A retrospective (1996-2015) analysis of 36 adult patients with congenital biliary dilatation suggests that laparoscopic surgery may be effective and provide acceptable outcomes. [29] A different retrospective study (2011-2016) of 20 adults with choledochal cysts (type I, n = 19; type IV, n = 1) who underwent laparoscopic choledochal cyst excision reached similar findings but noted there was one fatality involving bilioenteric anastomosis leak with pseudoaneurysm that led to uncontrolled intraabdominal hemorrhage. [30]

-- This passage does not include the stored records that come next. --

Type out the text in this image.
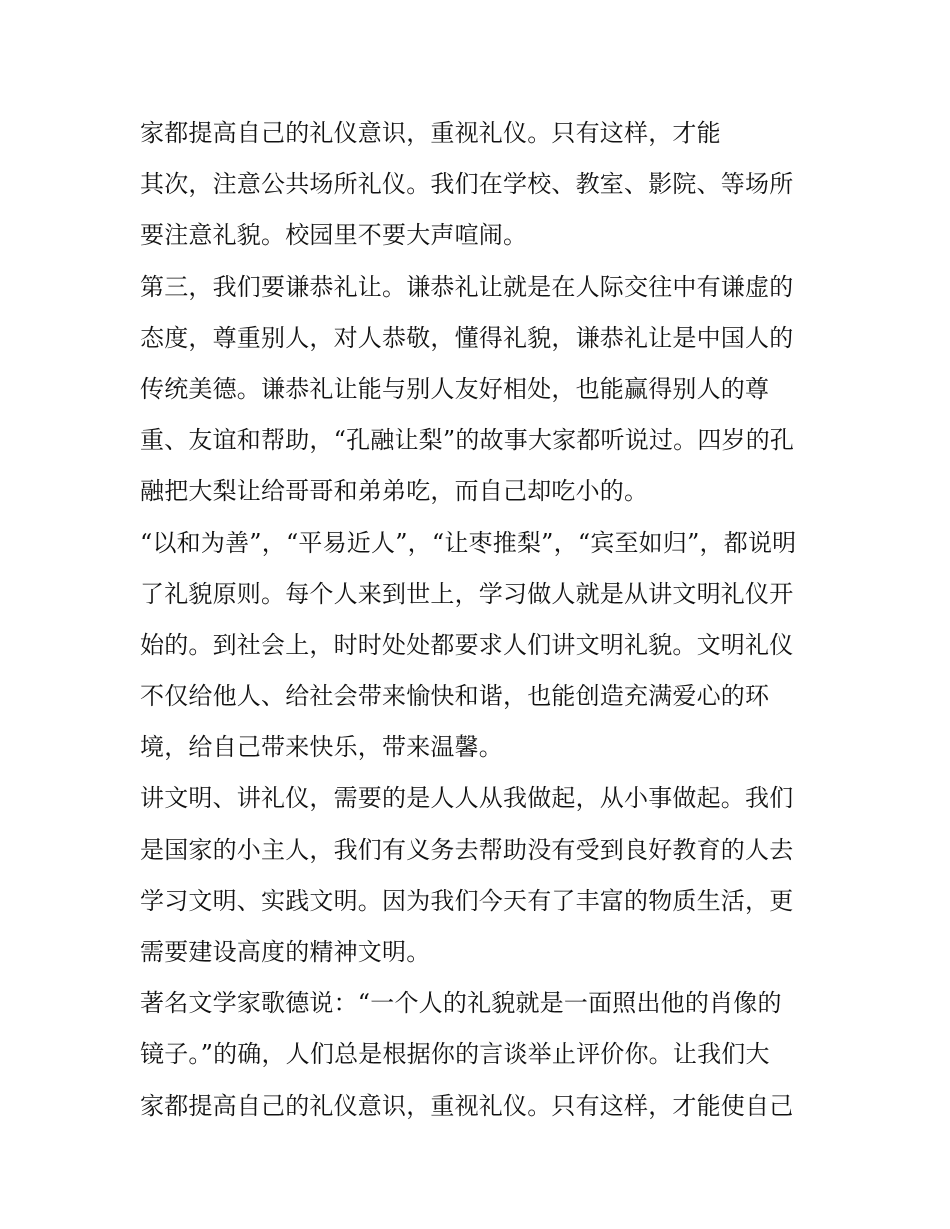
家都提高自己的礼仪意识，重视礼仪。只有这样，才能
其次，注意公共场所礼仪。我们在学校、教室、影院、等场所
要注意礼貌。校园里不要大声喧闹。
第三，我们要谦恭礼让。谦恭礼让就是在人际交往中有谦虚的
态度，尊重别人，对人恭敬，懂得礼貌，谦恭礼让是中国人的
传统美德。谦恭礼让能与别人友好相处，也能赢得别人的尊
重、友谊和帮助，“孔融让梨”的故事大家都听说过。四岁的孔
融把大梨让给哥哥和弟弟吃，而自己却吃小的。
“以和为善”，“平易近人”，“让枣推梨”，“宾至如归”，都说明
了礼貌原则。每个人来到世上，学习做人就是从讲文明礼仪开
始的。到社会上，时时处处都要求人们讲文明礼貌。文明礼仪
不仅给他人、给社会带来愉快和谐，也能创造充满爱心的环
境，给自己带来快乐，带来温馨。
讲文明、讲礼仪，需要的是人人从我做起，从小事做起。我们
是国家的小主人，我们有义务去帮助没有受到良好教育的人去
学习文明、实践文明。因为我们今天有了丰富的物质生活，更
需要建设高度的精神文明。
著名文学家歌德说：“一个人的礼貌就是一面照出他的肖像的
镜子。”的确，人们总是根据你的言谈举止评价你。让我们大
家都提高自己的礼仪意识，重视礼仪。只有这样，才能使自己
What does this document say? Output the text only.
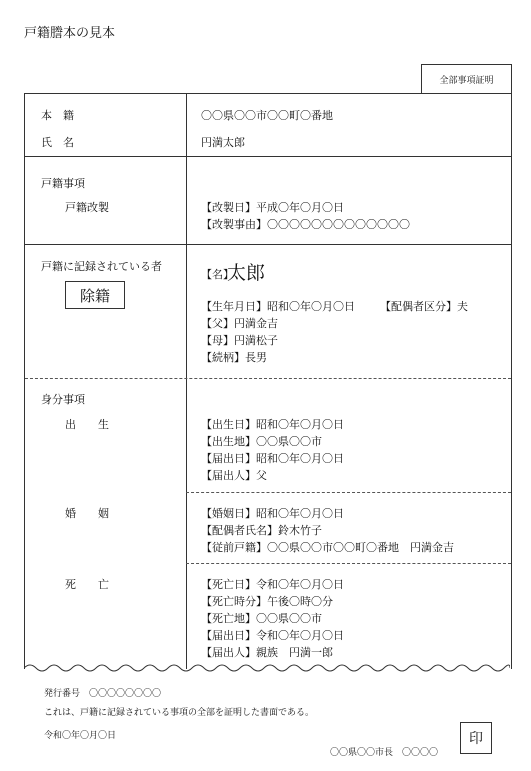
戸籍謄本の見本
全部事項証明
本　籍	〇〇県〇〇市〇〇町〇番地
氏　名	円満太郎
戸籍事項
戸籍改製	【改製日】平成〇年〇月〇日
【改製事由】〇〇〇〇〇〇〇〇〇〇〇〇〇
戸籍に記録されている者
除籍
【名】
太郎
【生年月日】昭和〇年〇月〇日 【配偶者区分】夫
【父】円満金吉
【母】円満松子
【続柄】長男
身分事項
出　　生	【出生日】昭和〇年〇月〇日
【出生地】〇〇県〇〇市
【届出日】昭和〇年〇月〇日
【届出人】父
婚　　姻	【婚姻日】昭和〇年〇月〇日
【配偶者氏名】鈴木竹子
【従前戸籍】〇〇県〇〇市〇〇町〇番地　円満金吉
死　　亡	【死亡日】令和〇年〇月〇日
【死亡時分】午後〇時〇分
【死亡地】〇〇県〇〇市
【届出日】令和〇年〇月〇日
【届出人】親族　円満一郎
発行番号　〇〇〇〇〇〇〇〇
これは、戸籍に記録されている事項の全部を証明した書面である。
令和〇年〇月〇日
〇〇県〇〇市長　〇〇〇〇
印
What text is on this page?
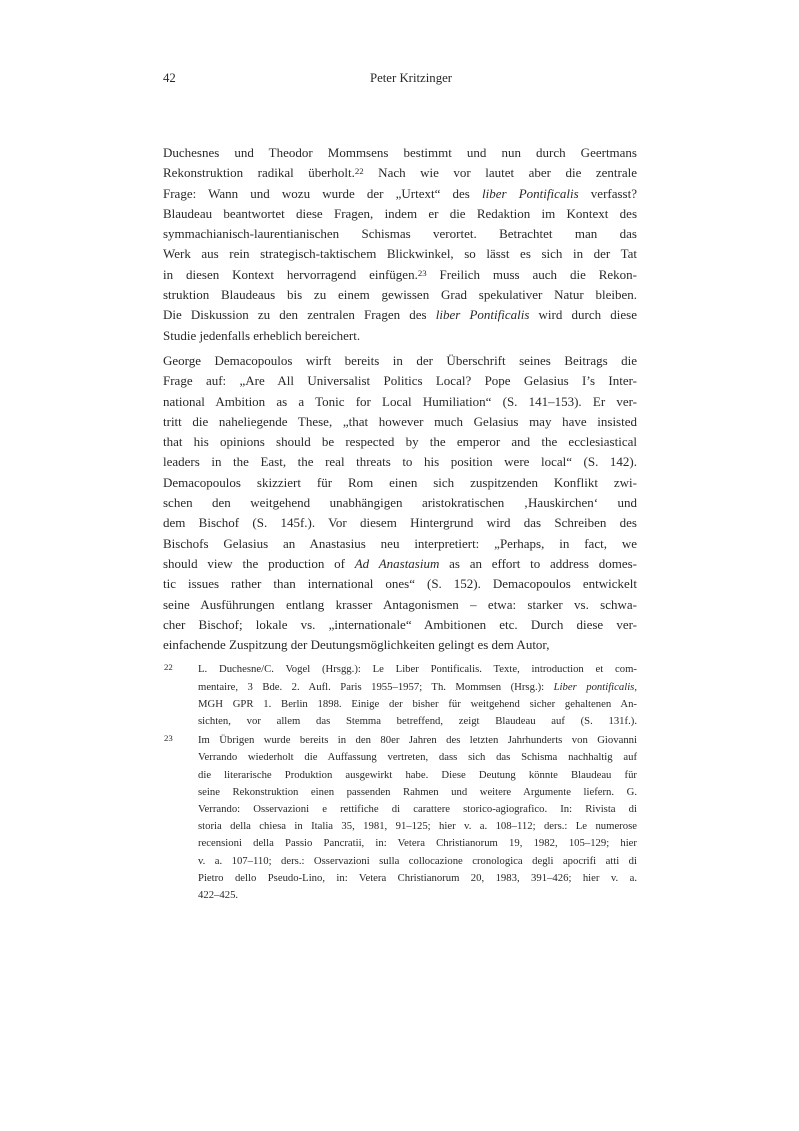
42	Peter Kritzinger
Duchesnes und Theodor Mommsens bestimmt und nun durch Geertmans
Rekonstruktion radikal überholt.$^{22}$ Nach wie vor lautet aber die zentrale
Frage: Wann und wozu wurde der „Urtext“ des liber Pontificalis verfasst?
Blaudeau beantwortet diese Fragen, indem er die Redaktion im Kontext des
symmachianisch-laurentianischen Schismas verortet. Betrachtet man das
Werk aus rein strategisch-taktischem Blickwinkel, so lässt es sich in der Tat
in diesen Kontext hervorragend einfügen.$^{23}$ Freilich muss auch die Rekon-
struktion Blaudeaus bis zu einem gewissen Grad spekulativer Natur bleiben.
Die Diskussion zu den zentralen Fragen des liber Pontificalis wird durch diese
Studie jedenfalls erheblich bereichert.
George Demacopoulos wirft bereits in der Überschrift seines Beitrags die
Frage auf: „Are All Universalist Politics Local? Pope Gelasius I’s Inter-
national Ambition as a Tonic for Local Humiliation“ (S. 141–153). Er ver-
tritt die naheliegende These, „that however much Gelasius may have insisted
that his opinions should be respected by the emperor and the ecclesiastical
leaders in the East, the real threats to his position were local“ (S. 142).
Demacopoulos skizziert für Rom einen sich zuspitzenden Konflikt zwi-
schen den weitgehend unabhängigen aristokratischen ‚Hauskirchen‘ und
dem Bischof (S. 145f.). Vor diesem Hintergrund wird das Schreiben des
Bischofs Gelasius an Anastasius neu interpretiert: „Perhaps, in fact, we
should view the production of Ad Anastasium as an effort to address domes-
tic issues rather than international ones“ (S. 152). Demacopoulos entwickelt
seine Ausführungen entlang krasser Antagonismen – etwa: starker vs. schwa-
cher Bischof; lokale vs. „internationale“ Ambitionen etc. Durch diese ver-
einfachende Zuspitzung der Deutungsmöglichkeiten gelingt es dem Autor,
22 L. Duchesne/C. Vogel (Hrsgg.): Le Liber Pontificalis. Texte, introduction et com-
mentaire, 3 Bde. 2. Aufl. Paris 1955–1957; Th. Mommsen (Hrsg.): Liber pontificalis,
MGH GPR 1. Berlin 1898. Einige der bisher für weitgehend sicher gehaltenen An-
sichten, vor allem das Stemma betreffend, zeigt Blaudeau auf (S. 131f.).
23 Im Übrigen wurde bereits in den 80er Jahren des letzten Jahrhunderts von Giovanni
Verrando wiederholt die Auffassung vertreten, dass sich das Schisma nachhaltig auf
die literarische Produktion ausgewirkt habe. Diese Deutung könnte Blaudeau für
seine Rekonstruktion einen passenden Rahmen und weitere Argumente liefern. G.
Verrando: Osservazioni e rettifiche di carattere storico-agiografico. In: Rivista di
storia della chiesa in Italia 35, 1981, 91–125; hier v. a. 108–112; ders.: Le numerose
recensioni della Passio Pancratii, in: Vetera Christianorum 19, 1982, 105–129; hier
v. a. 107–110; ders.: Osservazioni sulla collocazione cronologica degli apocrifi atti di
Pietro dello Pseudo-Lino, in: Vetera Christianorum 20, 1983, 391–426; hier v. a.
422–425.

It remains unclear what the optimal therapy is for the rare isolated choledochal cyst involving the proximal cystic duct. [15] Treatment options that have been considered include a bilioenteric reconstruction (because of the wide cystic duct-bile duct junction), as well as cholecystectomy, in combination with examination of the specimen and frozen section (to rule out any abnormalities), with close follow-up owing to the risk of malignancy. [15]

Pregnant women with choledochal cysts are managed on the basis of whether or not cholangitis is present. [31] In those with cysts refractory to medical management, biliary tree decompression is indicated, followed by postpregnancy definitive treatment. [31]

Contributing factors for recurrent biliary obstructions after primary laparoscopic hepaticojejunostomy in children with choledochal cyst appear to include the presence of an aberrant hepatic artery, unresolved hepatic duct strictures, and a poor anastomotic technique. [32] Early surgical correction is important for minimizing liver injury.